I’m not the best CEO of my life.

Lately I’ve been reminded that I’m not the best CEO of my life. Seriously, I don’t manage my life very well. If outcomes are up to me, they probably aren’t going to be that positive. That’s not a statement of shame or of low self-esteem; it’s a statement of fact. If I look back on my track record as CEO I have mostly brokenness to show for it:

  • porn addiction
  • serial adultery
  • emotional abuse
  • angry outbursts
  • general disrespect for people
  • objectification
  • lies

When I deal honestly with myself  I can say that I don’t run Jason Martinkus Inc. very well. I am inept. I am incompetent. And that’s exactly why I need a savior.

If my own thinking, wisdom, creativity, craftiness, planning and executing served to bring success, happiness, significane to life and meaningful relationships then I wouldn’t need a savior. There would be no space for God’s sovereignty and power, for his miracles, for his grace and mercy, for his peace, or for the Holy Spirit to intercede. If I did a perfect job of learning from my mistakes then I’d have this life down to a science. I wouldn’t need God’s art.

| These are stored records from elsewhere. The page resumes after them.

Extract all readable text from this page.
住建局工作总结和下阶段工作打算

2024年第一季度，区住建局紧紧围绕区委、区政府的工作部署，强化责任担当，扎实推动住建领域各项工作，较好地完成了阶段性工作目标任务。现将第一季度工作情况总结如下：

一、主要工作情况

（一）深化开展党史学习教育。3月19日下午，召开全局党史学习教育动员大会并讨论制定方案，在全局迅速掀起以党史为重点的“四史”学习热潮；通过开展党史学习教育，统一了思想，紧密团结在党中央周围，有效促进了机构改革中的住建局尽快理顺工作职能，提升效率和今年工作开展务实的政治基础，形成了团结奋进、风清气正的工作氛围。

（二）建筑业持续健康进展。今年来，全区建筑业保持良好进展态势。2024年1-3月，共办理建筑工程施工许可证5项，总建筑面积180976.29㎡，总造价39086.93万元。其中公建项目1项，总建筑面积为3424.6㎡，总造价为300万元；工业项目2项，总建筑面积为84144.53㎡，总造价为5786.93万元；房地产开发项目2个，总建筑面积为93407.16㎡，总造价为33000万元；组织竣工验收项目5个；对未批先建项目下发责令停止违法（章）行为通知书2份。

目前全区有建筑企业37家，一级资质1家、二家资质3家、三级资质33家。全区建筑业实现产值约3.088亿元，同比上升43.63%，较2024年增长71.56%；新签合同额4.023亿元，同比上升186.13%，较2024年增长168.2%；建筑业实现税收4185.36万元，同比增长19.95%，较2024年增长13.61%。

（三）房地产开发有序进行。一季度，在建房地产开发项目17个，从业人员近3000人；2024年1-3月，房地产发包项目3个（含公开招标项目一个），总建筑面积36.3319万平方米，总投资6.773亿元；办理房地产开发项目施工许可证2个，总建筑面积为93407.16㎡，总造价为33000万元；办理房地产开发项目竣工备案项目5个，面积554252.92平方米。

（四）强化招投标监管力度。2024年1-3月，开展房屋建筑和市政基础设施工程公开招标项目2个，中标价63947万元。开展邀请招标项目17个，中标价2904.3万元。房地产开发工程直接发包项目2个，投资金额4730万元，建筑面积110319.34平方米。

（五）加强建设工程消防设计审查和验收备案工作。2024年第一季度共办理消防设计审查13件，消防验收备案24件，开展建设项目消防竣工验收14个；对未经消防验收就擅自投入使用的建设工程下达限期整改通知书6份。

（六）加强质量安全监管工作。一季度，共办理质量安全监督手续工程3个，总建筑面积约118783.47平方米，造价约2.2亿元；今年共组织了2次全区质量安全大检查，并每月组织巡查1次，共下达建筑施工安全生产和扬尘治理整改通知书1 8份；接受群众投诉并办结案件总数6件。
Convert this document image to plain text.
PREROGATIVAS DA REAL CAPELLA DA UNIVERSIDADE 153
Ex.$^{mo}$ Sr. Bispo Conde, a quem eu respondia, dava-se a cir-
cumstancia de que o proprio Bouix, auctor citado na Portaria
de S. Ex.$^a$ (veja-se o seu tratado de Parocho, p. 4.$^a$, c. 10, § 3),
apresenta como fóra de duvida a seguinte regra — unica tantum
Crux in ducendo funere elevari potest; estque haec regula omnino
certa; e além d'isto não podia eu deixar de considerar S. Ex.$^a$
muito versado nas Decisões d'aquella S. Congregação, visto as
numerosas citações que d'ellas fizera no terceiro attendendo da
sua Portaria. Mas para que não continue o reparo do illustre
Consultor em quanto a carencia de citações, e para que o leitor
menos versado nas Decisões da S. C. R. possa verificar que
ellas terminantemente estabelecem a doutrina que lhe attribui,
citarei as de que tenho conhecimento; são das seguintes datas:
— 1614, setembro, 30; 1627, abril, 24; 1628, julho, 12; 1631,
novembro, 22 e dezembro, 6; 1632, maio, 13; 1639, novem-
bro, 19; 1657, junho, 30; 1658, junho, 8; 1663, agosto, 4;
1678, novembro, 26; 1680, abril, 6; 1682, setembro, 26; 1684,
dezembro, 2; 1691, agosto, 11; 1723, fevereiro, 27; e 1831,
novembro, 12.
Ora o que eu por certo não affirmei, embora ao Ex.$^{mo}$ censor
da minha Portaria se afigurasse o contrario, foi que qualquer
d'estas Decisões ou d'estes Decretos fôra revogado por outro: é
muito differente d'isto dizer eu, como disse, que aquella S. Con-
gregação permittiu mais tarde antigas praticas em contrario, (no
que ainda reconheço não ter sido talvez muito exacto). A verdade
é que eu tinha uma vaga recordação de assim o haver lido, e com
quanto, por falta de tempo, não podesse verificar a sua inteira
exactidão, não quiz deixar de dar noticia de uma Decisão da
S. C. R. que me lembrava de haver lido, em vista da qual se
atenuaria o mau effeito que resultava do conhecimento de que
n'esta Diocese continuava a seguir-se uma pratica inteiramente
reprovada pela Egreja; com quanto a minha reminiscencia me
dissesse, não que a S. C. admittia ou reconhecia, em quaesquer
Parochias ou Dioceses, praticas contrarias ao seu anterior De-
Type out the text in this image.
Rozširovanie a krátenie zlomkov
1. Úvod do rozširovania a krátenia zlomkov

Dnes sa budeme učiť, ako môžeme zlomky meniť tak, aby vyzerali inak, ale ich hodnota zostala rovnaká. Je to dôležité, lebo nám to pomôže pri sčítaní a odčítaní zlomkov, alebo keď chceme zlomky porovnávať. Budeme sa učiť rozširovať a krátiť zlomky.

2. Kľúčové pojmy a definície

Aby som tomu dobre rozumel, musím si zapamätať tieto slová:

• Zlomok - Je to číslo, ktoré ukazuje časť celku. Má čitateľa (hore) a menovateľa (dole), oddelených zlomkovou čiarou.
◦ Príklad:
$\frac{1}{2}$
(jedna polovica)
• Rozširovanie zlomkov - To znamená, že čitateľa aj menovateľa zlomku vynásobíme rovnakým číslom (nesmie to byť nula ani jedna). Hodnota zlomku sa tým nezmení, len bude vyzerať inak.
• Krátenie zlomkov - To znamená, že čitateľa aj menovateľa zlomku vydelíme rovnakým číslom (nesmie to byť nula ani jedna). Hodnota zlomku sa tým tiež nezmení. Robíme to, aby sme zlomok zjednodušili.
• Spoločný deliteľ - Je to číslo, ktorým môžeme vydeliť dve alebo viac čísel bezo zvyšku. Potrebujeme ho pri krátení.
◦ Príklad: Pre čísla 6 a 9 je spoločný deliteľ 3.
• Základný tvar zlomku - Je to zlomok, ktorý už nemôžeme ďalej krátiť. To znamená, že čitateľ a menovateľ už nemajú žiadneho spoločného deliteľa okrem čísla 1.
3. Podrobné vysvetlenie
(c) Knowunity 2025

This is the essence of Step 1 of the 12 Steps. To admit that we are powerless over our sin and that our lives are unmanageable. To surrender the notion that we’ve got it altogether. To remove ourselves from the altar of our lives. But it’s more than just admitting and surrendering, it is also redefining our identity. You see, I am incompetent to run my life well, but that is not my identity. I’m not worthless or less lovable because of my inability to manage things. I’m not a lesser human. It simply means I’m not a savior, and that I need a savior. Our identity is found in the reality of God’s infinite love and acceptance of us. Incompetence and all. It’s in the fact that he knew the depth of our brokenness and chose us anyway.

If you’re running You Inc., I encourage you to fire yourself. Hand over the corporate controls to Jesus. You may not be the best CEO of your life – and that doesn’t define you. It means you need a savior.

Submission

It’s been years since I set foot in a gym, much less lifted a weight. I run fairly often, but the gym has seemed like a daunting task. I want to be in better shape but I have a million excuses why hitting the gym won’t work. I’m too busy, not enough time, my wife needs me home to help with the kids, it costs money (and I’m cheap), it’s intimidating…..and the list goes on. Well, I finally made the decision to get back after it. Just one catch: I don’t even know where to begin. If I go to the gym, I have no clue where to start with lifting weights. I need guidance. I need counsel. I need…dare I say it……help. That means I have to willingly submit myself to someone else’s authority.

Submission isn’t a word we like to use very often. Especially not us men. The truth is, I’m not the best CEO of my life. If left to my own devices, I’ll get into the gym and waste time, energy, money and probably hurt myself and ultimately not get the results I want. So I need someone to guide me; on their terms, not mine. Think about it: what good would it do for me to go to a personal trainer and tell him what workouts I think I should be doing? The whole point of going to him is to submit to his authority, wisdom, structure and direction. You’d be surprised how many people do this with counseling. They come to me after decades of sexual integrity issues and tell me what I should do to help them. It’s almost comical. Folks like that usually aren’t ready for help; because they aren’t ready to submit. It’s obvious when someone walks in the door and is serious about help. They say something like this, ” I’ve tried everything I know to do and its not working. So, I don’t know what its going to take, but I’ll do whatever I have to do – just tell me what that is”.

My path to physical health requires submission to a trainer. My journey towards sexual integrity has required submission to God first and foremost, then my accountability partners, my wife, pastors, the church and my counselor. This journey has forced me to acknowledge that I don’t have all the answers and I’m wise to submit myself to those that have nuggets of truth I can borrow. Here’s a snapshot of what the bible says about submission:

Proverbs 12:15 Fools are headstrong and do what they like;
   wise people take advice

Proverbs 11:14 Without good direction, people lose their way;
   the more wise counsel you follow, the better your chances

James 4:7 Submit yourselves, then, to God. Resist the devil, and he will flee from you

Hebrews 13:17 Be responsive to your pastoral leaders. Listen to their counsel. They are alert to the condition of your lives and work under the strict supervision of God. Contribute to the joy of their leadership, not its drudgery. Why would you want to make things harder for them?

I urge you to consider who you may need to submit to. Perhaps your pastor? Or counselor? Or to your wife? To God? If you find yourself reluctant to do so it could point to the next step in your journey. Press in, and see what your hesitance is about. Submission is not easy and is sometimes unpleasant, but remaining our own authority is foolish at best and outright dangerous at worst.